Tuesday, January 15, 2008

The atomic age returns


January 11, 2008

http://www.guardian.co.uk/leaders/story/0,,2238893,00.html#article_continue

After fierce protests and much delay, the government finally came clean yesterday and announced that it will encourage more nuclear power plants. A success, ministers and civil servants may feel. But only in the narrowest terms. Strategically, the decision represents a huge failure: a failure to get a grip on the imminent shortfall in domestic energy supply; a failure to ramp up renewables early enough; and a failure to think creatively about how Britain gets and uses its energy.

Article continues
What is so wrong with nuclear power? To answer succinctly: "its current economics make it an unattractive option for new, carbon-free generating capacity and there are also important issues of nuclear waste". That is not from a green pressure group or some malcontent scientist. It is from the government's own energy white paper, published in 2003. The problems have not been solved in the intervening five years; if anything the costs have increased. Official projections suggest around £70bn will need to be spent on winding down and cleaning up the plants already in the UK. As for running the stations, it was possible for a company to open one before yesterday - but none did because it would have been prohibitively expensive to do so unaided. Despite government protestations, without subsidy in some form, new reactors will not be built in Britain. Then there is the radioactive waste, a problem no country has yet solved (but which exists whether or not Britain builds new plants). It requires a huge financial fix and a moral choice: governments last mere years, but waste creates a problem that will hang around for centuries. All these drawbacks are well known and the nuclear industry has no clear answer to them. Instead, it points out that the volume of waste will be a tenth of that from the previous generation of stations and argues that the overall safety is better than the popular memory of Chernobyl allows.

So why back atomic energy? Put simply, for lack of better alternatives that will be available in time. Britain's old coal and nuclear stations are closing down, and the government has warned in rather thespian tones that the lights will go out unless replacements are built. It has not tried hard enough to find solutions. Even after yesterday's announcement, Britain is still on course for a domestic energy crunch. Plant closures mean nuclear will go from providing about 20% of electricity supply now to 3% by 2020. It is unlikely that the first new nuclear plant will open before 2021.

The choice is between the unappealing and the impractical. Compared to renewables, nuclear power has obvious disadvantages - but it is a proven technology that can be counted on to provide a large and regular energy supply. Onshore wind is cheap, but not always popular with local residents or reliable, and other forms of technology - such as wave and solar - are decades away from being either as big in scale or as dependable. None can fill the nuclear gap. And of all established big power sources, nuclear is the most carbon-friendly. Encouraging efficiency could bridge some of the shortfall but it still requires some power to be generated somehow.

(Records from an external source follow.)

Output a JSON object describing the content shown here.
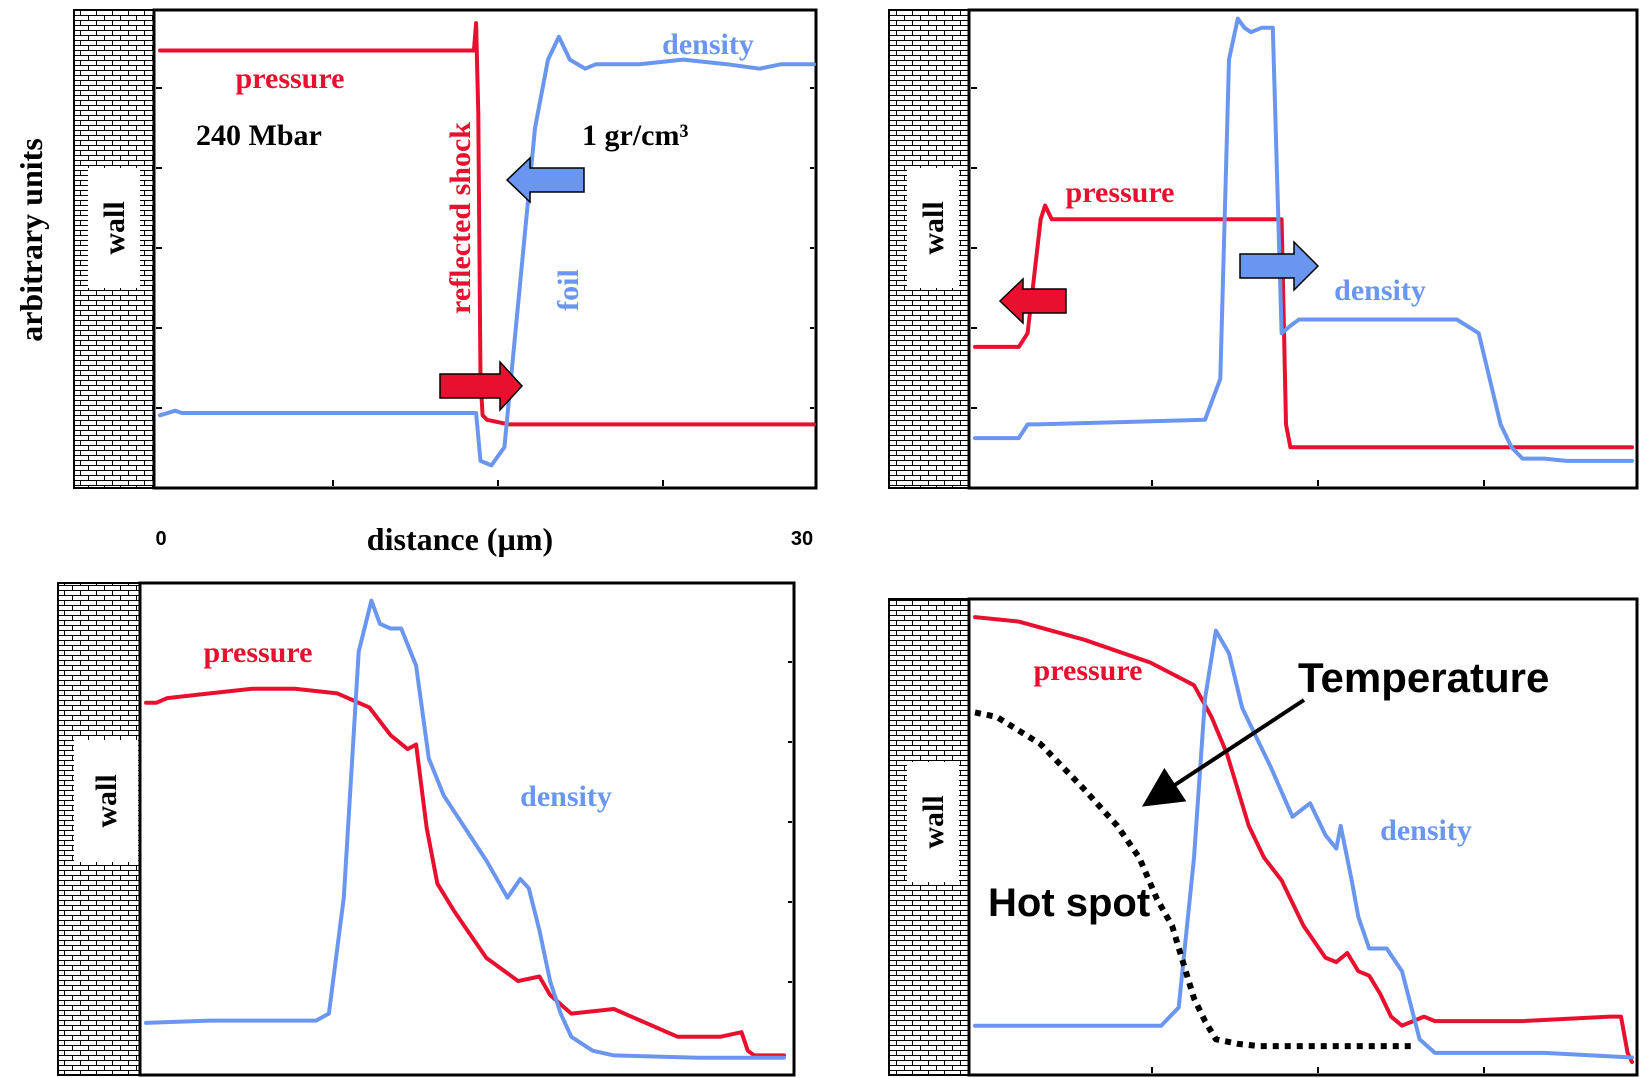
{
  "figure": {
    "ylabel": "arbitrary units",
    "xlabel": "distance (µm)",
    "x_tick_start": "0",
    "x_tick_end": "30"
  },
  "colors": {
    "pressure": "#e8102e",
    "density": "#6a96ef",
    "temperature": "#000000",
    "arrow_red": "#e8102e",
    "arrow_blue": "#6a96ef"
  },
  "chart_data": [
    {
      "type": "line",
      "panel": "top-left",
      "wall_label": "wall",
      "xlim": [
        0,
        30
      ],
      "ylim": [
        0,
        1
      ],
      "annotations": [
        "240 Mbar",
        "1 gr/cm³",
        "reflected shock",
        "foil"
      ],
      "arrows": [
        {
          "color": "blue",
          "direction": "left"
        },
        {
          "color": "red",
          "direction": "right"
        }
      ],
      "series": [
        {
          "name": "pressure",
          "x": [
            0,
            14.2,
            14.4,
            14.5,
            14.6,
            14.7,
            14.8,
            15,
            16,
            30
          ],
          "y": [
            0.92,
            0.92,
            0.92,
            0.98,
            0.78,
            0.2,
            0.12,
            0.11,
            0.1,
            0.1
          ]
        },
        {
          "name": "density",
          "x": [
            0,
            0.7,
            1,
            14.5,
            14.7,
            15.2,
            15.8,
            16.5,
            17.2,
            17.8,
            18.3,
            18.8,
            19.5,
            20,
            20.5,
            22,
            24,
            26,
            27.5,
            28.5,
            30
          ],
          "y": [
            0.12,
            0.13,
            0.125,
            0.125,
            0.02,
            0.01,
            0.05,
            0.4,
            0.75,
            0.9,
            0.95,
            0.9,
            0.88,
            0.89,
            0.89,
            0.89,
            0.9,
            0.89,
            0.88,
            0.89,
            0.89
          ]
        }
      ]
    },
    {
      "type": "line",
      "panel": "top-right",
      "wall_label": "wall",
      "xlim": [
        0,
        30
      ],
      "ylim": [
        0,
        1
      ],
      "arrows": [
        {
          "color": "blue",
          "direction": "right"
        },
        {
          "color": "red",
          "direction": "left"
        }
      ],
      "series": [
        {
          "name": "pressure",
          "x": [
            0,
            2,
            2.4,
            3,
            3.2,
            3.5,
            13.5,
            14,
            14.2,
            14.4,
            15,
            30
          ],
          "y": [
            0.27,
            0.27,
            0.3,
            0.55,
            0.58,
            0.55,
            0.55,
            0.55,
            0.1,
            0.05,
            0.05,
            0.05
          ]
        },
        {
          "name": "density",
          "x": [
            0,
            2,
            2.4,
            2.8,
            10.5,
            11.2,
            11.6,
            12,
            12.3,
            12.6,
            13.1,
            13.6,
            14,
            14.5,
            14.8,
            15.5,
            22,
            23,
            24,
            24.5,
            25,
            26,
            27,
            30
          ],
          "y": [
            0.07,
            0.07,
            0.1,
            0.1,
            0.11,
            0.2,
            0.9,
            0.99,
            0.97,
            0.96,
            0.97,
            0.97,
            0.3,
            0.32,
            0.33,
            0.33,
            0.33,
            0.3,
            0.1,
            0.05,
            0.025,
            0.025,
            0.02,
            0.02
          ]
        }
      ]
    },
    {
      "type": "line",
      "panel": "bottom-left",
      "wall_label": "wall",
      "xlim": [
        0,
        30
      ],
      "ylim": [
        0,
        1
      ],
      "series": [
        {
          "name": "pressure",
          "x": [
            0,
            0.5,
            1,
            3,
            5,
            7,
            9,
            10.5,
            11.5,
            12.3,
            12.7,
            13.2,
            13.7,
            14.5,
            16,
            17.5,
            18.5,
            19,
            20,
            22,
            25,
            27,
            28,
            28.3,
            28.6,
            30
          ],
          "y": [
            0.77,
            0.77,
            0.78,
            0.79,
            0.8,
            0.8,
            0.79,
            0.76,
            0.7,
            0.67,
            0.68,
            0.5,
            0.38,
            0.32,
            0.22,
            0.17,
            0.18,
            0.14,
            0.1,
            0.11,
            0.05,
            0.05,
            0.06,
            0.02,
            0.01,
            0.01
          ]
        },
        {
          "name": "density",
          "x": [
            0,
            3,
            6,
            8,
            8.6,
            9.3,
            10,
            10.6,
            11,
            11.5,
            12,
            12.7,
            13.3,
            14,
            15,
            16,
            17,
            17.6,
            18,
            18.5,
            19,
            19.5,
            20,
            21,
            22,
            26,
            30
          ],
          "y": [
            0.08,
            0.085,
            0.085,
            0.085,
            0.1,
            0.35,
            0.88,
            0.99,
            0.94,
            0.93,
            0.93,
            0.85,
            0.65,
            0.57,
            0.5,
            0.43,
            0.35,
            0.39,
            0.37,
            0.28,
            0.17,
            0.1,
            0.05,
            0.02,
            0.01,
            0.005,
            0.005
          ]
        }
      ]
    },
    {
      "type": "line",
      "panel": "bottom-right",
      "wall_label": "wall",
      "xlim": [
        0,
        30
      ],
      "ylim": [
        0,
        1
      ],
      "annotations": [
        "Temperature",
        "Hot spot"
      ],
      "series": [
        {
          "name": "pressure",
          "x": [
            0,
            2,
            5,
            8,
            10,
            10.8,
            11.5,
            12,
            12.5,
            13.2,
            14,
            15,
            16,
            16.5,
            17,
            17.5,
            18,
            18.5,
            19,
            19.5,
            20,
            20.5,
            21,
            25,
            29,
            29.5,
            29.8,
            30
          ],
          "y": [
            0.98,
            0.97,
            0.93,
            0.88,
            0.83,
            0.76,
            0.68,
            0.6,
            0.52,
            0.45,
            0.4,
            0.3,
            0.23,
            0.22,
            0.24,
            0.2,
            0.19,
            0.15,
            0.1,
            0.08,
            0.09,
            0.1,
            0.09,
            0.09,
            0.1,
            0.1,
            0.02,
            0
          ]
        },
        {
          "name": "density",
          "x": [
            0,
            3,
            6,
            8.5,
            9.3,
            10,
            10.5,
            11,
            11.6,
            12.2,
            12.8,
            13.5,
            14.5,
            15.3,
            16,
            16.5,
            16.7,
            17.2,
            17.5,
            18,
            18.8,
            19.5,
            20.3,
            21,
            22,
            26,
            30
          ],
          "y": [
            0.08,
            0.08,
            0.08,
            0.08,
            0.12,
            0.45,
            0.8,
            0.95,
            0.9,
            0.78,
            0.72,
            0.65,
            0.54,
            0.57,
            0.5,
            0.47,
            0.52,
            0.4,
            0.32,
            0.25,
            0.25,
            0.2,
            0.05,
            0.02,
            0.02,
            0.02,
            0.01
          ]
        },
        {
          "name": "Temperature",
          "x": [
            0,
            1,
            3,
            5,
            6.5,
            7.5,
            8.3,
            9,
            9.5,
            10,
            10.5,
            11,
            12,
            13,
            14,
            20
          ],
          "y": [
            0.77,
            0.76,
            0.7,
            0.6,
            0.52,
            0.45,
            0.36,
            0.3,
            0.22,
            0.14,
            0.09,
            0.05,
            0.04,
            0.035,
            0.035,
            0.035
          ]
        }
      ]
    }
  ]
}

Britain needs secure and low-carbon energy, which left the government little choice yesterday other than to opt for nuclear. It was right to do so. But new plants, if they ever actually arrive, are a long way off and the decision to build them should not be allowed to obstruct the development of an intelligent, less centralised energy policy of which nuclear can only be a part. A greener framework would rely on three big things: serious efficiency in energy consumption; much heavier investment in renewables; and a move from a command-and-control national grid to microgeneration and community power plants. These are big shifts, but other industrialised societies such as Germany and some states within the US are making them. Britain must follow suit.